再送と返金は、どちらを選ぶのが得ですか?
目的によって変わります。その品種をどうしても揃えたいなら再送、輸送をこれ以上繰り返したくないなら返金という考え方が基本です。再送は送料の扱いが店ごとに違い、購入者負担になる場合は少数の再送だと割高になります。また、再送は在庫が戻るまで待つことになるケースもあります。返金は確実ですが、送料は戻らないことが多く、金額としては目減りします。どちらにしても、店の規約で選べる範囲が決まっていることが多いので、まずは条件を確認してから希望を伝えてください。
まとめ|到着後30分の行動が結果を分ける
メダカ通販の死着保証は、法律で決められた制度ではなく、販売者ごとに設定された契約条件です。
だからこそ、買う前に条件を読み、届いたあとにその条件どおりに動けるかどうかが、そのまま結果を左右します。
押さえるポイントは、多くありません。
注文前には、保証の有無と補い方、連絡期限、受け取り方法の指定を確認しておく。
受け取るときは、対面で受け取れる日時を指定し、置き配や再配達を避ける。
そして到着したら、袋を開ける前に外箱・箱の中・袋越しの生体を撮影し、異常があればその日のうちに事実を並べて連絡する。

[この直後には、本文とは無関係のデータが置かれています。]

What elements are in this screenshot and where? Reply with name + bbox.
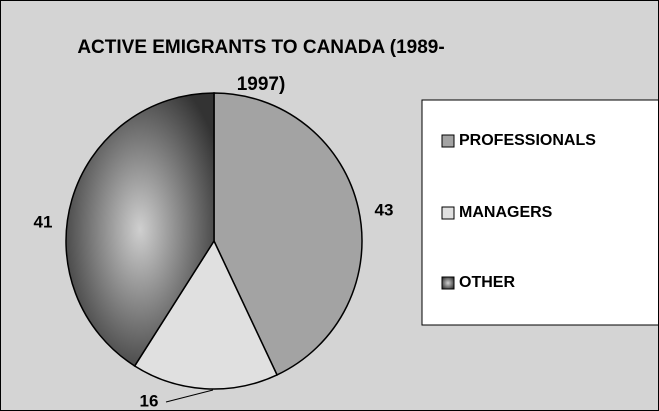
legend-label: OTHER bbox=[459, 274, 515, 291]
pie-slice bbox=[133, 239, 279, 390]
pie-slice bbox=[213, 92, 363, 376]
chart-title: ACTIVE EMIGRANTS TO CANADA (1989-1997) bbox=[77, 37, 445, 95]
legend-swatch bbox=[441, 134, 455, 148]
legend-label: MANAGERS bbox=[459, 204, 553, 221]
legend-label: PROFESSIONALS bbox=[459, 132, 596, 149]
data-label: 16 bbox=[140, 391, 159, 410]
legend-swatch bbox=[441, 276, 455, 290]
leader-line bbox=[165, 389, 214, 403]
data-label: 43 bbox=[375, 200, 394, 219]
legend-box bbox=[421, 99, 658, 326]
legend-swatch bbox=[441, 206, 455, 220]
data-label: 41 bbox=[34, 212, 53, 231]
pie-slice bbox=[65, 92, 215, 367]
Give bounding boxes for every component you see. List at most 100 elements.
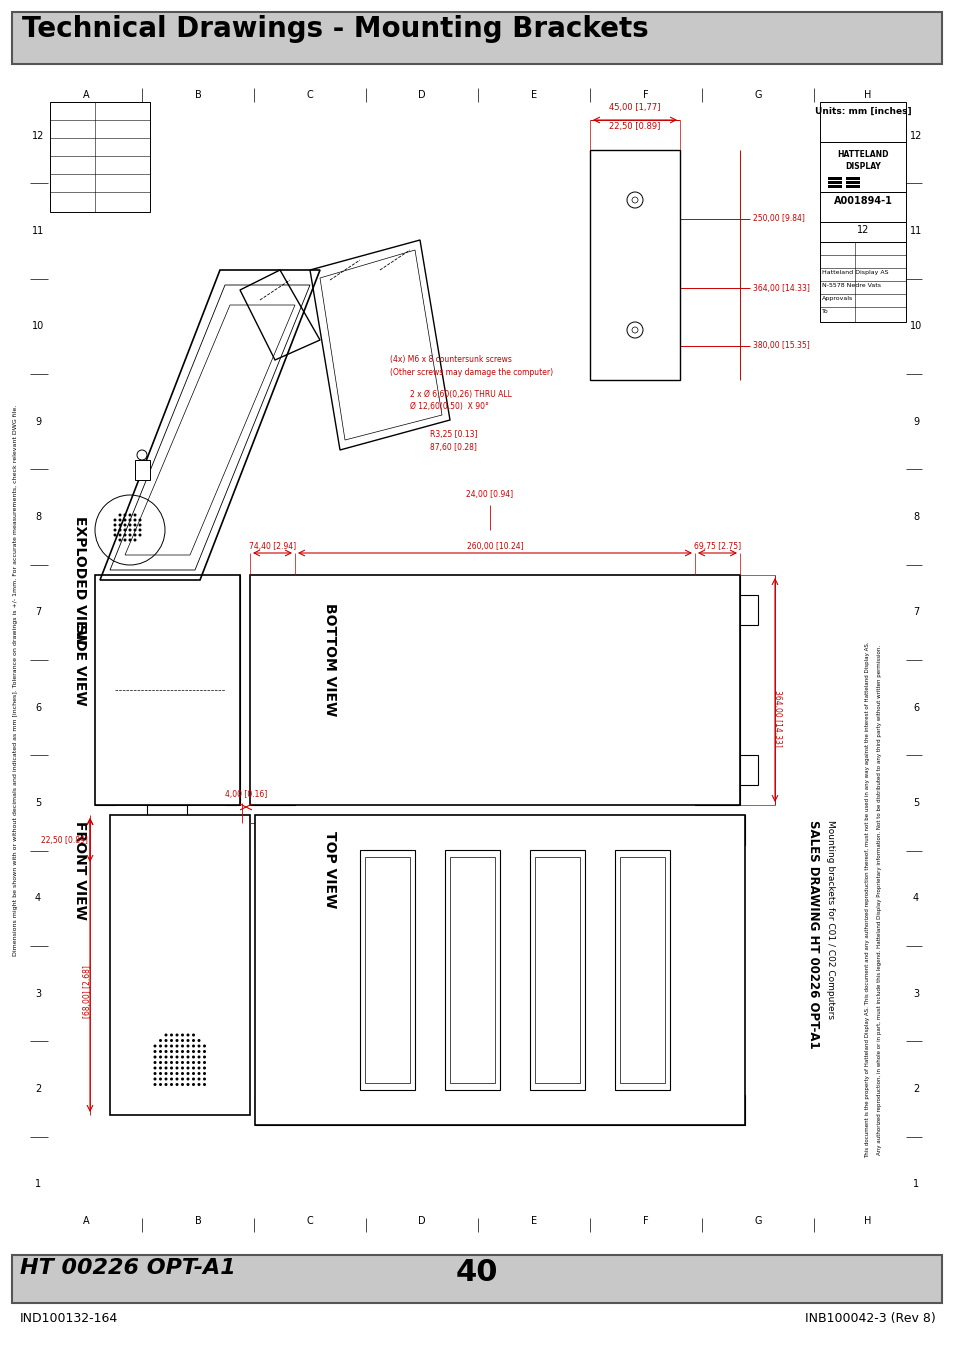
Circle shape <box>113 518 116 521</box>
Circle shape <box>192 1072 194 1075</box>
Circle shape <box>153 1050 156 1053</box>
Text: 364,00 [14.33]: 364,00 [14.33] <box>773 690 781 747</box>
Circle shape <box>129 533 132 536</box>
Circle shape <box>192 1040 194 1042</box>
Text: Units: mm [inches]: Units: mm [inches] <box>814 107 910 116</box>
Circle shape <box>153 1045 156 1048</box>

この流れを一度でも通しておけば、次からは迷わなくなります。
保証は、使わずに済むならそれがいちばんです。
季節を選び、受け取り日時を指定し、輸送に配慮している販売者から買う。
この3つで、そもそも死着が起きる確率をかなり下げられます。
なお、価格・在庫・送料・保証条件は店舗ごとに異なり、時期によっても変わります。
購入前には必ず販売ページの最新の記載を確認し、判断に迷う点は販売者へ直接問い合わせてください。
大切な命を迎える準備として、この記事が役に立てばうれしいです。